Following are behavior and education therapies that have been shown to be effective for some children with FASDs:

  • Friendship training
    Many children with FASDs have a hard time making friends, keeping friends, and socializing with others. Friendship training teaches children with FASDs how to interact with friends, how to enter a group of children already playing, how to arrange and handle in-home play dates, and how to avoid and work out conflicts. A research study found that this type of training could significantly improve children's social skills and reduce problem behaviors.

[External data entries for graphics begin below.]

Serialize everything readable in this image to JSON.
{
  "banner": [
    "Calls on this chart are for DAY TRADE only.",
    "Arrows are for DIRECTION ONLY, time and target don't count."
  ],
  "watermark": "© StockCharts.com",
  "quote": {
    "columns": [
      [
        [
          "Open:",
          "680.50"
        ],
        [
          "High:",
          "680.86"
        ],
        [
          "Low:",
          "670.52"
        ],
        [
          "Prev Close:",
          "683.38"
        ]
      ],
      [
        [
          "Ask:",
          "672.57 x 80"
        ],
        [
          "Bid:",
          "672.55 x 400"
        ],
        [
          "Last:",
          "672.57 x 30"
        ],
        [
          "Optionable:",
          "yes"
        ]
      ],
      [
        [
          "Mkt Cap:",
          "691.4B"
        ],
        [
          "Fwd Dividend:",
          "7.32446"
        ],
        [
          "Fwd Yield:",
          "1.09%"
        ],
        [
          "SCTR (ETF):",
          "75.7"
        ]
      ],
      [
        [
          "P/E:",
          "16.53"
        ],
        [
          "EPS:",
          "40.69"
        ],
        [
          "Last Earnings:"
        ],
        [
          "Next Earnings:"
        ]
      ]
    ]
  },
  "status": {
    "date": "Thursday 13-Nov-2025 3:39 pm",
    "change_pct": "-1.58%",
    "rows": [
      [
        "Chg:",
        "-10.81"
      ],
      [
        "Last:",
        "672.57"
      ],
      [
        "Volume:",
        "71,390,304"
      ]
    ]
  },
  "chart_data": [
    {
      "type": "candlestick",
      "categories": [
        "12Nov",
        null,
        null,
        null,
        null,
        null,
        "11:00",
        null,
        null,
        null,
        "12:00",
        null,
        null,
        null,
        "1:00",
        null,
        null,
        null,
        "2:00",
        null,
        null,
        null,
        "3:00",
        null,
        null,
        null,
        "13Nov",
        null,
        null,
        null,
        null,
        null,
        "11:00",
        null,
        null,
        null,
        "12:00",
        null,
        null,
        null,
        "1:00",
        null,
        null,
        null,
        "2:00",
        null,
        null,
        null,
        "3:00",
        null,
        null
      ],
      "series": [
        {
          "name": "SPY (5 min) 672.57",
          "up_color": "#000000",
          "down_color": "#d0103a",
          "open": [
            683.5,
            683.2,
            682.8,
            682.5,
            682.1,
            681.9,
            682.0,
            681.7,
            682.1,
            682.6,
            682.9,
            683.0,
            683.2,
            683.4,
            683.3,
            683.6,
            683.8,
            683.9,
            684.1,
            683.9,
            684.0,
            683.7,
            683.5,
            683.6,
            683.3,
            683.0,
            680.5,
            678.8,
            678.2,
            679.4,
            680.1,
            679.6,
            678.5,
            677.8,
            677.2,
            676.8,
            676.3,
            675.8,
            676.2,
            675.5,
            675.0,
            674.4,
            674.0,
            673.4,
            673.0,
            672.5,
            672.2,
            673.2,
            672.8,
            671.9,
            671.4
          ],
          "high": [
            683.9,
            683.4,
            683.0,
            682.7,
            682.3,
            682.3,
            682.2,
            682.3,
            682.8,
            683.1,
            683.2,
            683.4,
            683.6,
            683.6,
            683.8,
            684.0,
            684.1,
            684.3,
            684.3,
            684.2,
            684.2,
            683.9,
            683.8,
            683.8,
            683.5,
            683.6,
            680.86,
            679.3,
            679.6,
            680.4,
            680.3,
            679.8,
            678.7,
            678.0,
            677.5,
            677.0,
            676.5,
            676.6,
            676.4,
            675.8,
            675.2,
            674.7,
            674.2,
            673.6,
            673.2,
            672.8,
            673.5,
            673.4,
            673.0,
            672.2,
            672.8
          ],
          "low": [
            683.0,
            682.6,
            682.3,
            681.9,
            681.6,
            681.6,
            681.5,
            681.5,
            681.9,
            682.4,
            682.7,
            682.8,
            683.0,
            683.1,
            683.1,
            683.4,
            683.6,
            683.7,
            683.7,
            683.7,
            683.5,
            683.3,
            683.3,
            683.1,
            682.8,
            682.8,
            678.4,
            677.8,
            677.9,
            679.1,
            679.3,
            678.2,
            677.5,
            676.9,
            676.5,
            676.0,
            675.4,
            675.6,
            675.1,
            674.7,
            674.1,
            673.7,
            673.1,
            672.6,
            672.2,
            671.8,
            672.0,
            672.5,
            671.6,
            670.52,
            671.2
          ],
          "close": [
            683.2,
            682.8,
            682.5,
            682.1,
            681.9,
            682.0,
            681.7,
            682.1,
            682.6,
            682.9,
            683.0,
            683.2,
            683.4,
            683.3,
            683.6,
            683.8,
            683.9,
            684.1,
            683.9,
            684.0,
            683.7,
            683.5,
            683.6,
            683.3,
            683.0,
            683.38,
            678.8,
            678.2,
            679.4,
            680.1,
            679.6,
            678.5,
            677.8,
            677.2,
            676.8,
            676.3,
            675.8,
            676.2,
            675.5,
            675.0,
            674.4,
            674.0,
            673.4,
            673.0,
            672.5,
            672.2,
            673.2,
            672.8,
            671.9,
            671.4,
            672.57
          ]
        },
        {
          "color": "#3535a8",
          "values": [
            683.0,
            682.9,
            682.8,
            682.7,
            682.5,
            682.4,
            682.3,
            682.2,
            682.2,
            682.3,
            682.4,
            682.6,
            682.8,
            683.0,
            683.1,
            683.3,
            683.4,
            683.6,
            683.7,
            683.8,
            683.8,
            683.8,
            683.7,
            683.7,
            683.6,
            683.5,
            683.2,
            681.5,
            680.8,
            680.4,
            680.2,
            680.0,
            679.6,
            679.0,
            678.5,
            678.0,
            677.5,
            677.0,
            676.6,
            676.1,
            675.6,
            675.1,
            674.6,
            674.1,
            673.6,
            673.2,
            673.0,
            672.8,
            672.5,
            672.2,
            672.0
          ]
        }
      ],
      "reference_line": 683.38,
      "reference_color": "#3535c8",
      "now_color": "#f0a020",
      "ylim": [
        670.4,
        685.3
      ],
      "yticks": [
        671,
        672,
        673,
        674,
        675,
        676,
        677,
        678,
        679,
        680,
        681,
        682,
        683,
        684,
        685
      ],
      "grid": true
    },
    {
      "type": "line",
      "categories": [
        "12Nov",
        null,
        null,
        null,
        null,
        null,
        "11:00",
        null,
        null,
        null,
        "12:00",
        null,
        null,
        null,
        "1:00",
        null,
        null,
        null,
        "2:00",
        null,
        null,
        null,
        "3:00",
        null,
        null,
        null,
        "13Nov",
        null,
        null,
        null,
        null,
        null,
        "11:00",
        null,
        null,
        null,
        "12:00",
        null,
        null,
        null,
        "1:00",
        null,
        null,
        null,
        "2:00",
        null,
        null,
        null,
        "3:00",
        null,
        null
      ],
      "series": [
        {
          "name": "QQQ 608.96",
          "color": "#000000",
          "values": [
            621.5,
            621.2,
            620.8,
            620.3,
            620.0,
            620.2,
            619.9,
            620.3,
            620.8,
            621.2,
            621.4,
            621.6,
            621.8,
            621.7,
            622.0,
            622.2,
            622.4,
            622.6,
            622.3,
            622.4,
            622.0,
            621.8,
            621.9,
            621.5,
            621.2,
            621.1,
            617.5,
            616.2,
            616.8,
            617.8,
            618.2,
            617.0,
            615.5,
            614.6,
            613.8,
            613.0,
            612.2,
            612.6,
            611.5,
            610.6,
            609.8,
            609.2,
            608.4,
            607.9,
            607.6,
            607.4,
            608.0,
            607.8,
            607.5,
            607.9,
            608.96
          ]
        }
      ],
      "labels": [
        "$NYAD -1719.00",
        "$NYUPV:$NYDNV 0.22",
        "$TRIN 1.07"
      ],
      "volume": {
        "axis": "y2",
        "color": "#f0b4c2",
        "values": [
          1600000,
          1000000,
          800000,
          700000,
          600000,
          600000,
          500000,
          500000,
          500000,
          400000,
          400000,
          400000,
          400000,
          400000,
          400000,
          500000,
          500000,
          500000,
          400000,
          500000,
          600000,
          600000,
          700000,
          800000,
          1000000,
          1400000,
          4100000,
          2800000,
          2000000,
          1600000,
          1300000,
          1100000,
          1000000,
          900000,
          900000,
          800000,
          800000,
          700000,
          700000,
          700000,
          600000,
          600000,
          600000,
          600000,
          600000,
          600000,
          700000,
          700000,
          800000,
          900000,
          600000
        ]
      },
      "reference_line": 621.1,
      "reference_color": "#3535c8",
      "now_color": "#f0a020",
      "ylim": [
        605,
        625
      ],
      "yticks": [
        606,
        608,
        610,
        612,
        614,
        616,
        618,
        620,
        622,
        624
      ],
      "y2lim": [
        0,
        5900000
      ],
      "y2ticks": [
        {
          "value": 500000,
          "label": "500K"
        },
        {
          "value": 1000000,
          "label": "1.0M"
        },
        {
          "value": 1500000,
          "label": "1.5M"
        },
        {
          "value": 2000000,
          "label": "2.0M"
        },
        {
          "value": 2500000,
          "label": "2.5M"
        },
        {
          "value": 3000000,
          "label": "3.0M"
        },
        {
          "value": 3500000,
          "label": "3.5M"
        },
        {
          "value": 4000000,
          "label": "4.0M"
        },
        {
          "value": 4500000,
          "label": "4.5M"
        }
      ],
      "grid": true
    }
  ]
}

  • Specialized math tutoring
    A research study found that special teaching methods and tools can help improve math knowledge and skills in children with FASDs.
  • Executive functioning training
    This type of training teaches behavioral awareness and self-control and improves executive functioning skills, such as memory, cause and effect, reasoning, planning, and problem solving.
  • Parent-child interaction therapy
    This type of therapy aims to improve parent-child relationships, create a positive discipline program, and reduce behavior problems in children with FASDs. Parents learn new skills from a coach. A research study found significant decrease in parent distress and child behavior problems.
  • Parenting and behavior management training
    The behavior and learning problems that affect children with FASDs can lead to high levels of stress for the children's parents. This training can improve caregiver comfort, meet family needs, and reduce child problem behaviors.